In early May of 2011, I posted my first photo to Instagram. It was a shot of my then-girlfriend-now-wife, sun-drenched, waiting for the streetcar. In truth, a typical shot for any Torontonian waiting for the lacklustre TTC.
That photo hasn’t received any likes. I’m not sure how many people followed me at that point. Probably null, too. Now that I have decent following on Instagram and photos that average around 200 likes per post, it started from pure passion. And fun.
It is the community on Instagram that helped me become a better photographer. To help me assess and edit each photo I post. To get real-time feedback from the community that like one of my shots or give feedback in the comments. To learn from fellow grammers on what angles they shoot, how they see a landscape, how they arrange a model, what filter(s) they use, how they use light, what lenses they use for a specific shot and so on. I still learn every day. It’s a perpetual study.

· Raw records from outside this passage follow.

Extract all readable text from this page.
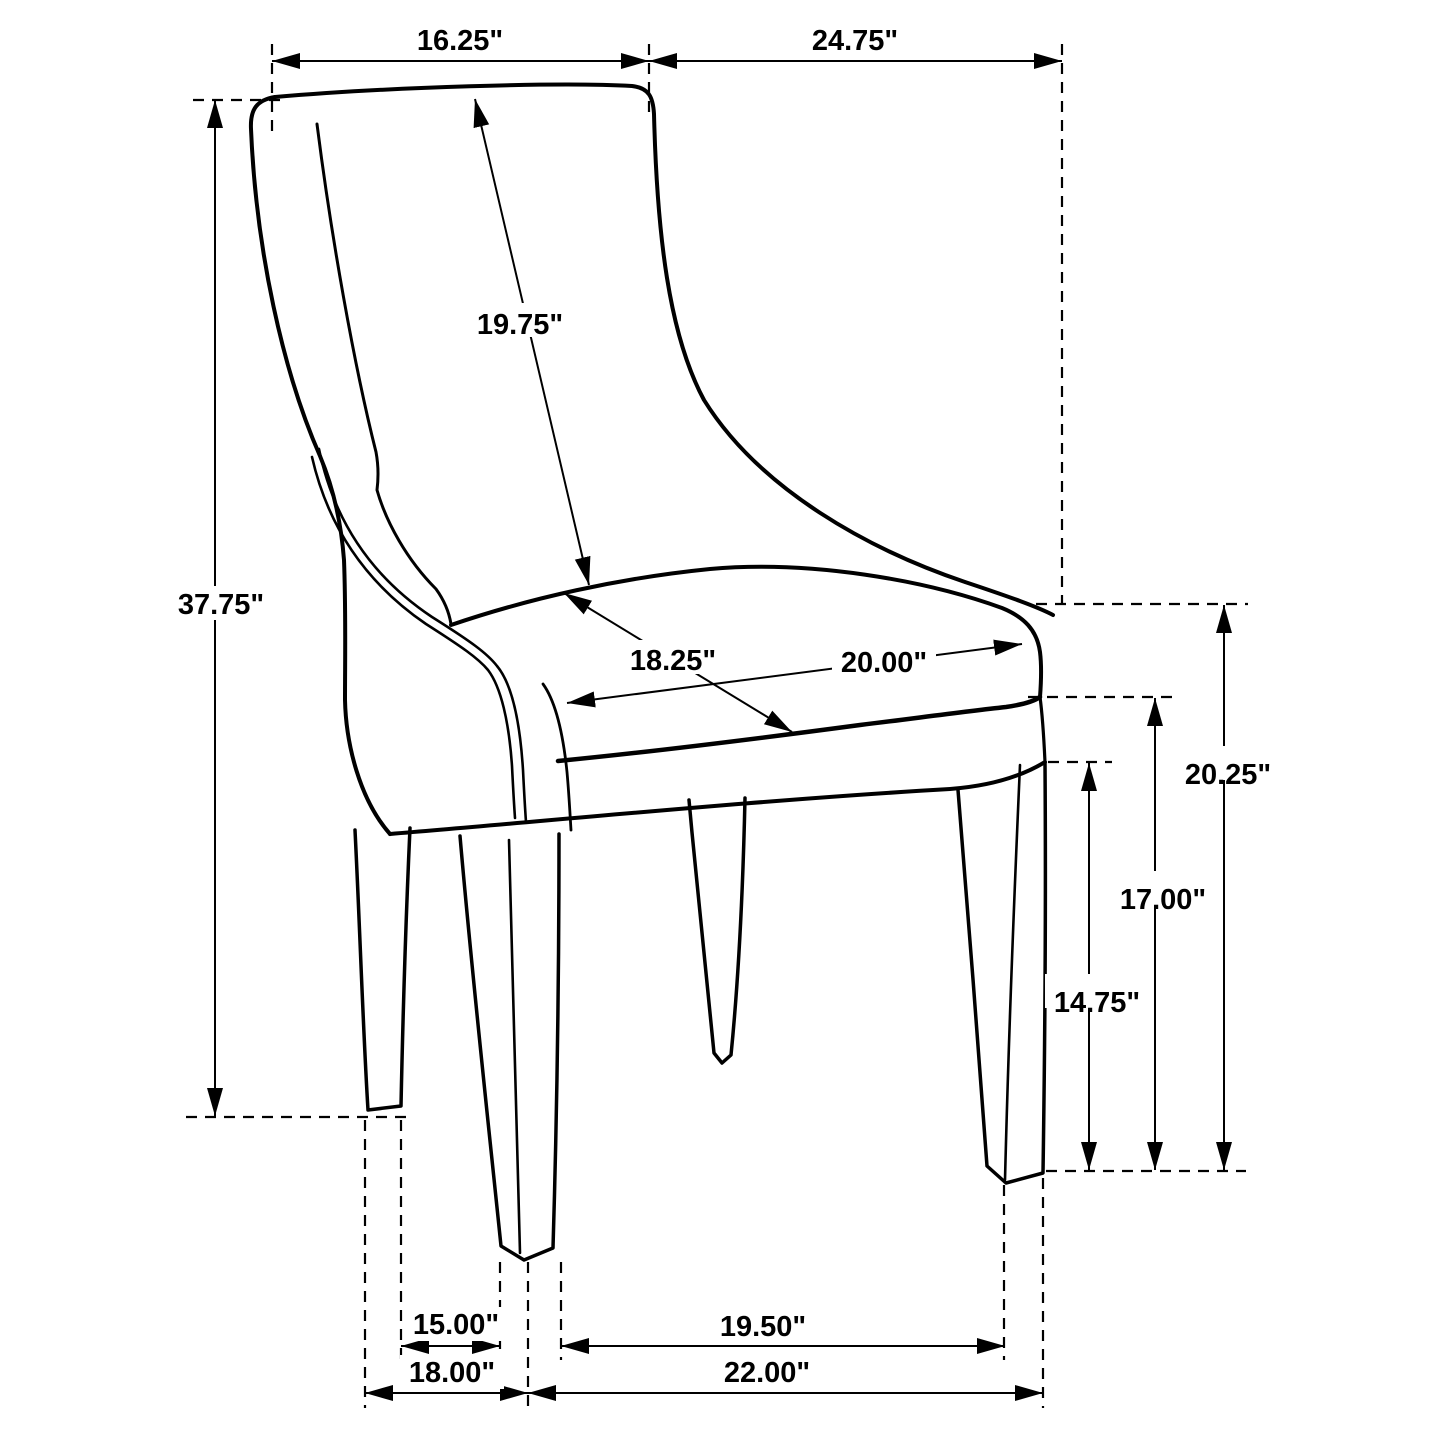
16.25"	24.75"
37.75"
19.75"
18.25"	20.00"
20.25"
17.00"
14.75"
15.00"	19.50"
18.00"	22.00"
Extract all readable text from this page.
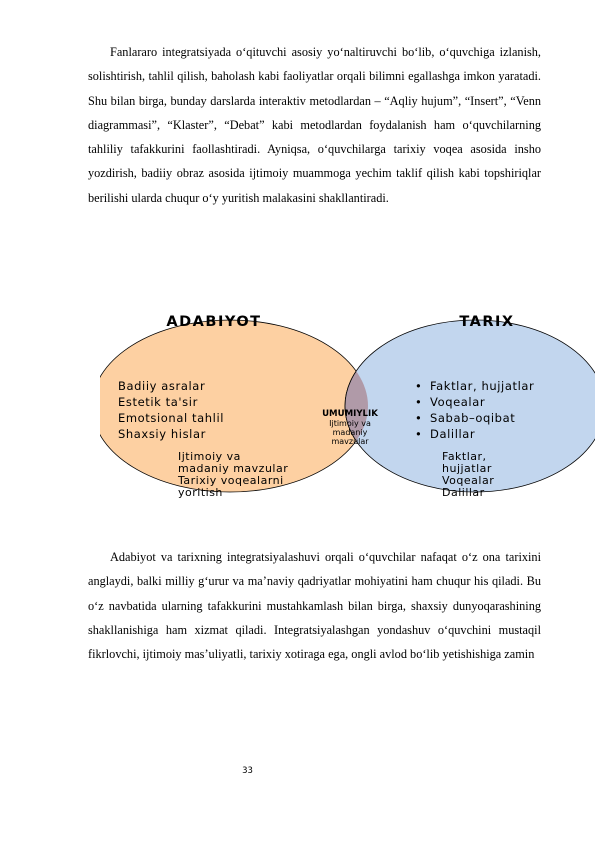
Fanlararo integratsiyada o‘qituvchi asosiy yo‘naltiruvchi bo‘lib, o‘quvchiga izlanish, solishtirish, tahlil qilish, baholash kabi faoliyatlar orqali bilimni egallashga imkon yaratadi. Shu bilan birga, bunday darslarda interaktiv metodlardan – “Aqliy hujum”, “Insert”, “Venn diagrammasi”, “Klaster”, “Debat” kabi metodlardan foydalanish ham o‘quvchilarning tahliliy tafakkurini faollashtiradi. Ayniqsa, o‘quvchilarga tarixiy voqea asosida insho yozdirish, badiiy obraz asosida ijtimoiy muammoga yechim taklif qilish kabi topshiriqlar berilishi ularda chuqur o‘y yuritish malakasini shakllantiradi.

ADABIYOT	TARIX
Badiiy asralar
Estetik ta'sir
Emotsional tahlil
Shaxsiy hislar
Ijtimoiy va
madaniy mavzular
Tarixiy voqealarni
yoritish
UMUMIYLIK
Ijtimoiy va
madaniy
mavzular
• Faktlar, hujjatlar
• Voqealar
• Sabab–oqibat
• Dalillar
Faktlar,
hujjatlar
Voqealar
Dalillar

Adabiyot va tarixning integratsiyalashuvi orqali o‘quvchilar nafaqat o‘z ona tarixini anglaydi, balki milliy g‘urur va ma’naviy qadriyatlar mohiyatini ham chuqur his qiladi. Bu o‘z navbatida ularning tafakkurini mustahkamlash bilan birga, shaxsiy dunyoqarashining shakllanishiga ham xizmat qiladi. Integratsiyalashgan yondashuv o‘quvchini mustaqil fikrlovchi, ijtimoiy mas’uliyatli, tarixiy xotiraga ega, ongli avlod bo‘lib yetishishiga zamin

33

I still learn every day. It’s a perpetual study.
At first, I would shoot anything that interested me. Photos of Hank, a baseball game, my friends, landscapes from travels and the CN Tower, of course. One of my favourite subjects. Slowly, I started getting more and more traction. This, of course, was in the nascent years of Instagram, before Facebook bought the platform for a mind-bending $1 billion back in 2012. I was getting a hang of angles that worked. Timing. And what photos I wanted to share on Instagram that I truly liked. Like this one:
Compared to other social networks like Twitter, Tumblr and Facebook, I found Instagram more about creative expression. Using photography to capture a moment in one’s life. To express oneself through visuals. It wasn’t as negative as Facebook or as quickly forgotten as Twitter. Instagram, conversely, was creative, typically positive, expressive, and just plain fun.
All along, I’ve progressed and learned from fellow grammers. What hashtags to use (see this photo for an example). When best to post a photo (later in the evening I find). How to engage with your audience by commenting back. How to take a risk with a photo. To experiment with various styles.